Said Turgeon: "We’re Maryland basketball. We’re always the hunted…. We know it's going to be a big game [for Minnesota Jan. 28]. ... Everybody gets fired up to play us. We’ve won national championships, been to a Final Four, had 59 pros. We understand people come after us. But this team just focuses on the task at hand."

In the backcourt, point guard Nate Mason leads the way at 14 points per game, although he only shoots 38 percent form the field and 39.5 percent from 3. He’s known more for his passing (5.5 assists per), court vision and ability to guide the offense. Mason also averages more than a steal a night too.

“Mason is terrific. He shot the ball well the other night. He makes them go, so he’s a tough matchup. He can really score and what’s remarkable are his assists,” Turgeon said.

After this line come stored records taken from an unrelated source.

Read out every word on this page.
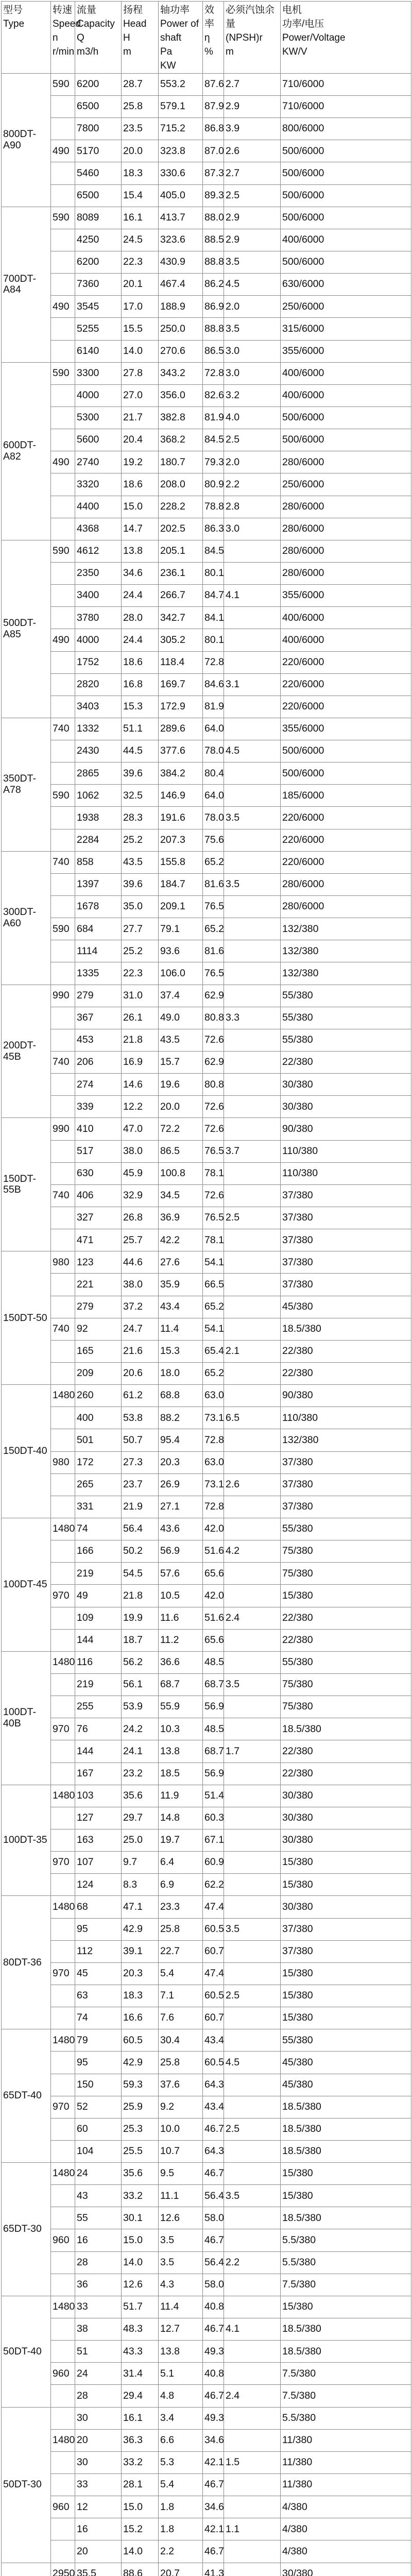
型号
Type	转速
Speed
n
r/min	流量
Capacity
Q
m3/h	扬程
Head
H
m	轴功率
Power of
shaft
Pa
KW	效率
η
%	必须汽蚀余量
(NPSH)r
m	电机
功率/电压
Power/Voltage
KW/V
800DT-A90	590	6200	28.7	553.2	87.6	2.7	710/6000
		6500	25.8	579.1	87.9	2.9	710/6000
		7800	23.5	715.2	86.8	3.9	800/6000
	490	5170	20.0	323.8	87.0	2.6	500/6000
		5460	18.3	330.6	87.3	2.7	500/6000
		6500	15.4	405.0	89.3	2.5	500/6000
700DT-A84	590	8089	16.1	413.7	88.0	2.9	500/6000
		4250	24.5	323.6	88.5	2.9	400/6000
		6200	22.3	430.9	88.8	3.5	500/6000
		7360	20.1	467.4	86.2	4.5	630/6000
	490	3545	17.0	188.9	86.9	2.0	250/6000
		5255	15.5	250.0	88.8	3.5	315/6000
		6140	14.0	270.6	86.5	3.0	355/6000
600DT-A82	590	3300	27.8	343.2	72.8	3.0	400/6000
		4000	27.0	356.0	82.6	3.2	400/6000
		5300	21.7	382.8	81.9	4.0	500/6000
		5600	20.4	368.2	84.5	2.5	500/6000
	490	2740	19.2	180.7	79.3	2.0	280/6000
		3320	18.6	208.0	80.9	2.2	250/6000
		4400	15.0	228.2	78.8	2.8	280/6000
		4368	14.7	202.5	86.3	3.0	280/6000
500DT-A85	590	4612	13.8	205.1	84.5		280/6000
		2350	34.6	236.1	80.1		280/6000
		3400	24.4	266.7	84.7	4.1	355/6000
		3780	28.0	342.7	84.1		400/6000
	490	4000	24.4	305.2	80.1		400/6000
		1752	18.6	118.4	72.8		220/6000
		2820	16.8	169.7	84.6	3.1	220/6000
		3403	15.3	172.9	81.9		220/6000
350DT-A78	740	1332	51.1	289.6	64.0		355/6000
		2430	44.5	377.6	78.0	4.5	500/6000
		2865	39.6	384.2	80.4		500/6000
	590	1062	32.5	146.9	64.0		185/6000
		1938	28.3	191.6	78.0	3.5	220/6000
		2284	25.2	207.3	75.6		220/6000
300DT-A60	740	858	43.5	155.8	65.2		220/6000
		1397	39.6	184.7	81.6	3.5	280/6000
		1678	35.0	209.1	76.5		280/6000
	590	684	27.7	79.1	65.2		132/380
		1114	25.2	93.6	81.6		132/380
		1335	22.3	106.0	76.5		132/380
200DT-45B	990	279	31.0	37.4	62.9		55/380
		367	26.1	49.0	80.8	3.3	55/380
		453	21.8	43.5	72.6		55/380
	740	206	16.9	15.7	62.9		22/380
		274	14.6	19.6	80.8		30/380
		339	12.2	20.0	72.6		30/380
150DT-55B	990	410	47.0	72.2	72.6		90/380
		517	38.0	86.5	76.5	3.7	110/380
		630	45.9	100.8	78.1		110/380
	740	406	32.9	34.5	72.6		37/380
		327	26.8	36.9	76.5	2.5	37/380
		471	25.7	42.2	78.1		37/380
150DT-50	980	123	44.6	27.6	54.1		37/380
		221	38.0	35.9	66.5		37/380
		279	37.2	43.4	65.2		45/380
	740	92	24.7	11.4	54.1		18.5/380
		165	21.6	15.3	65.4	2.1	22/380
		209	20.6	18.0	65.2		22/380
150DT-40	1480	260	61.2	68.8	63.0		90/380
		400	53.8	88.2	73.1	6.5	110/380
		501	50.7	95.4	72.8		132/380
	980	172	27.3	20.3	63.0		37/380
		265	23.7	26.9	73.1	2.6	37/380
		331	21.9	27.1	72.8		37/380
100DT-45	1480	74	56.4	43.6	42.0		55/380
		166	50.2	56.9	51.6	4.2	75/380
		219	54.5	57.6	65.6		75/380
	970	49	21.8	10.5	42.0		15/380
		109	19.9	11.6	51.6	2.4	22/380
		144	18.7	11.2	65.6		22/380
100DT-40B	1480	116	56.2	36.6	48.5		55/380
		219	56.1	68.7	68.7	3.5	75/380
		255	53.9	55.9	56.9		75/380
	970	76	24.2	10.3	48.5		18.5/380
		144	24.1	13.8	68.7	1.7	22/380
		167	23.2	18.5	56.9		22/380
100DT-35	1480	103	35.6	11.9	51.4		30/380
		127	29.7	14.8	60.3		30/380
		163	25.0	19.7	67.1		30/380
	970	107	9.7	6.4	60.9		15/380
		124	8.3	6.9	62.2		15/380
80DT-36	1480	68	47.1	23.3	47.4		30/380
		95	42.9	25.8	60.5	3.5	37/380
		112	39.1	22.7	60.7		37/380
	970	45	20.3	5.4	47.4		15/380
		63	18.3	7.1	60.5	2.5	15/380
		74	16.6	7.6	60.7		15/380
65DT-40	1480	79	60.5	30.4	43.4		55/380
		95	42.9	25.8	60.5	4.5	45/380
		150	59.3	37.6	64.3		45/380
	970	52	25.9	9.2	43.4		18.5/380
		60	25.3	10.0	46.7	2.5	18.5/380
		104	25.5	10.7	64.3		18.5/380
65DT-30	1480	24	35.6	9.5	46.7		15/380
		43	33.2	11.1	56.4	3.5	15/380
		55	30.1	12.6	58.0		18.5/380
	960	16	15.0	3.5	46.7		5.5/380
		28	14.0	3.5	56.4	2.2	5.5/380
		36	12.6	4.3	58.0		7.5/380
50DT-40	1480	33	51.7	11.4	40.8		15/380
		38	48.3	12.7	46.7	4.1	18.5/380
		51	43.3	13.8	49.3		18.5/380
	960	24	31.4	5.1	40.8		7.5/380
		28	29.4	4.8	46.7	2.4	7.5/380
50DT-30		30	16.1	3.4	49.3		5.5/380
	1480	20	36.3	6.6	34.6		11/380
		30	33.2	5.3	42.1	1.5	11/380
		33	28.1	5.4	46.7		11/380
	960	12	15.0	1.8	34.6		4/380
		16	15.2	1.8	42.1	1.1	4/380
		20	14.0	2.2	46.7		4/380
	2950	35.5	88.6	20.7	41.3		30/380
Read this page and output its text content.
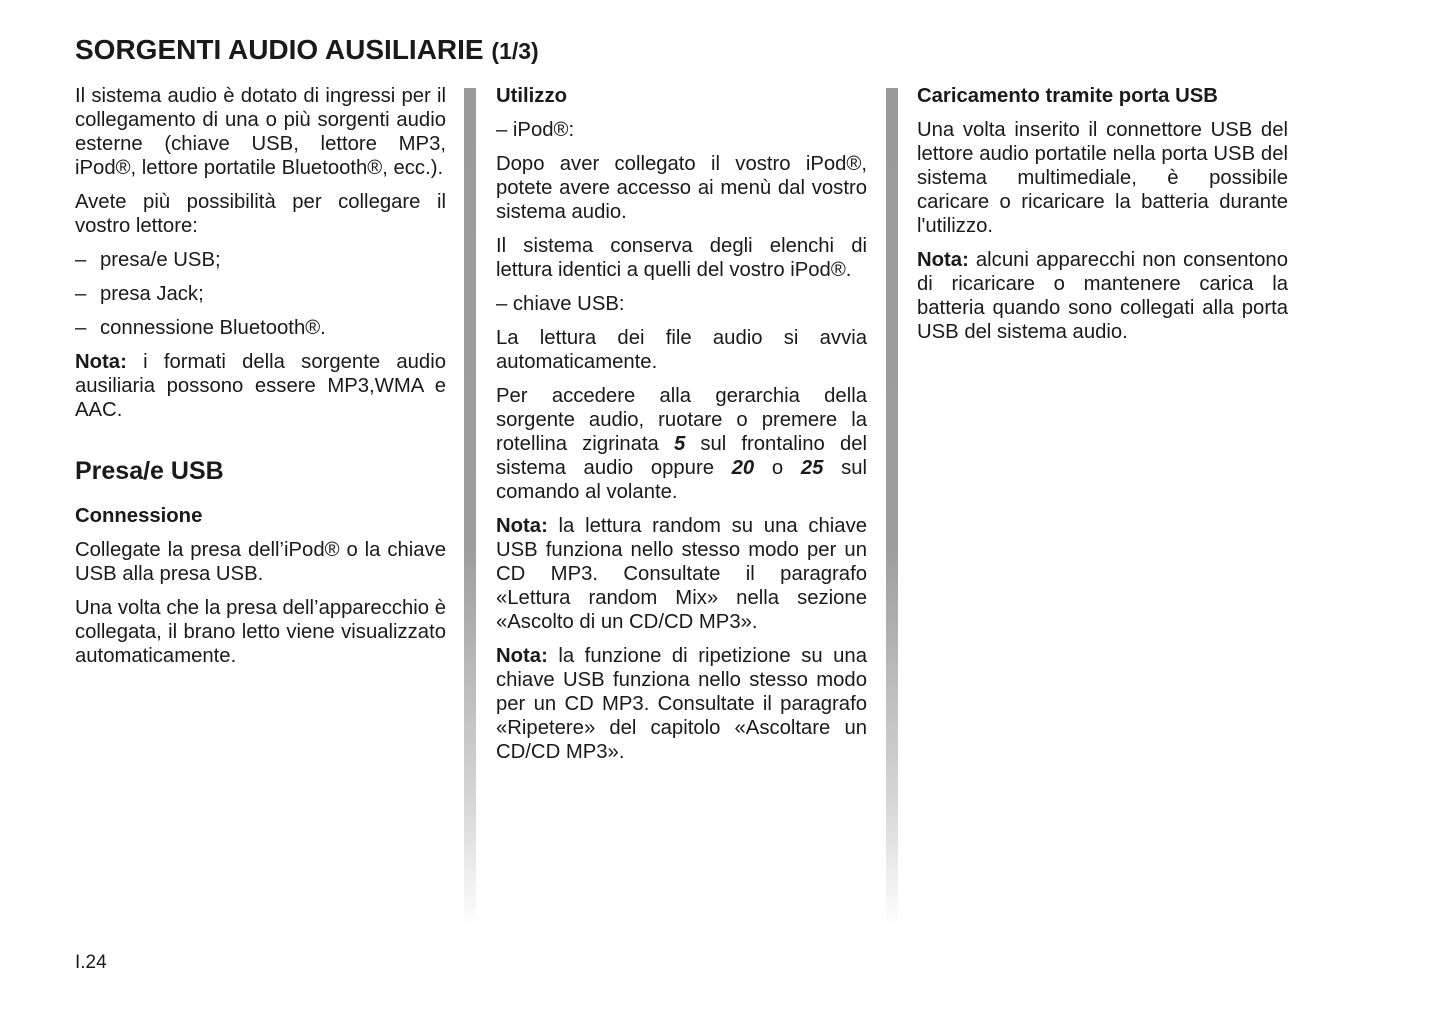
SORGENTI AUDIO AUSILIARIE (1/3)

Il sistema audio è dotato di ingressi per il collegamento di una o più sorgenti audio esterne (chiave USB, lettore MP3, iPod®, lettore portatile Bluetooth®, ecc.).

Avete più possibilità per collegare il vostro lettore:

– presa/e USB;
– presa Jack;
– connessione Bluetooth®.

Nota: i formati della sorgente audio ausiliaria possono essere MP3,WMA e AAC.

Presa/e USB
Connessione

Collegate la presa dell’iPod® o la chiave USB alla presa USB.

Una volta che la presa dell’apparecchio è collegata, il brano letto viene visualizzato automaticamente.

Utilizzo
– iPod®:

Dopo aver collegato il vostro iPod®, potete avere accesso ai menù dal vostro sistema audio.

Il sistema conserva degli elenchi di lettura identici a quelli del vostro iPod®.

– chiave USB:

La lettura dei file audio si avvia automaticamente.

Per accedere alla gerarchia della sorgente audio, ruotare o premere la rotellina zigrinata 5 sul frontalino del sistema audio oppure 20 o 25 sul comando al volante.

Nota: la lettura random su una chiave USB funziona nello stesso modo per un CD MP3. Consultate il paragrafo «Lettura random Mix» nella sezione «Ascolto di un CD/CD MP3».

Nota: la funzione di ripetizione su una chiave USB funziona nello stesso modo per un CD MP3. Consultate il paragrafo «Ripetere» del capitolo «Ascoltare un CD/CD MP3».

Caricamento tramite porta USB

Una volta inserito il connettore USB del lettore audio portatile nella porta USB del sistema multimediale, è possibile caricare o ricaricare la batteria durante l'utilizzo.

Nota: alcuni apparecchi non consentono di ricaricare o mantenere carica la batteria quando sono collegati alla porta USB del sistema audio.

I.24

Joining Mason in the backcourt is sophomore Dupree McBrayer, who is third on the squad at 11.4 points per game. He shoots 45.5 percent from the field, 37 percent from range and drops about three dimes per game.

McBrayer, though, did not start Minnesota’s last game against OSU. In his place, graduate transfer Akeem Springs got the nod and ended up scoring 15 points, which means he probably cemented his spot. For the season, Springs is averaging 9.2 points per game and has proven to be the squad’s most effective 3-point shooter at 40 percent.

At wing, freshman Amir Coffey is averaging 12.2 points per game. He’s quite efficient inside the arc (47 percent shooting), but struggles from 3 (30 percent). Coffey grabs 3.7 rebounds a game and racks up just under three assists.

In the frontcourt, sophomore forward Jordan Murphy, a one-time Terps’ target, puts up about 10 points a night. He shoots 46 percent from the field, but doesn’t have much range and struggles from the free-throw line (55 percent) and with turnovers. Murphy is, however, the team’s leading rebounder at 7.7 per.

Rounding out the staring lineup is 6-foot-10 center Reggie Lynch, who’s the most proficient shot blocker in the conference. Lynch averages three rejections per game, putting him among the top-five nationally in that category. Lynch also chips in around six boards and 8.4 points per game.

“They’re a heck of a basketball team. They really are,” said Turgeon, who mentioned he’d address last year’s Minnesota game, which the Terps lost. “They have a really nice team and we’ve got to be locked into all of them.”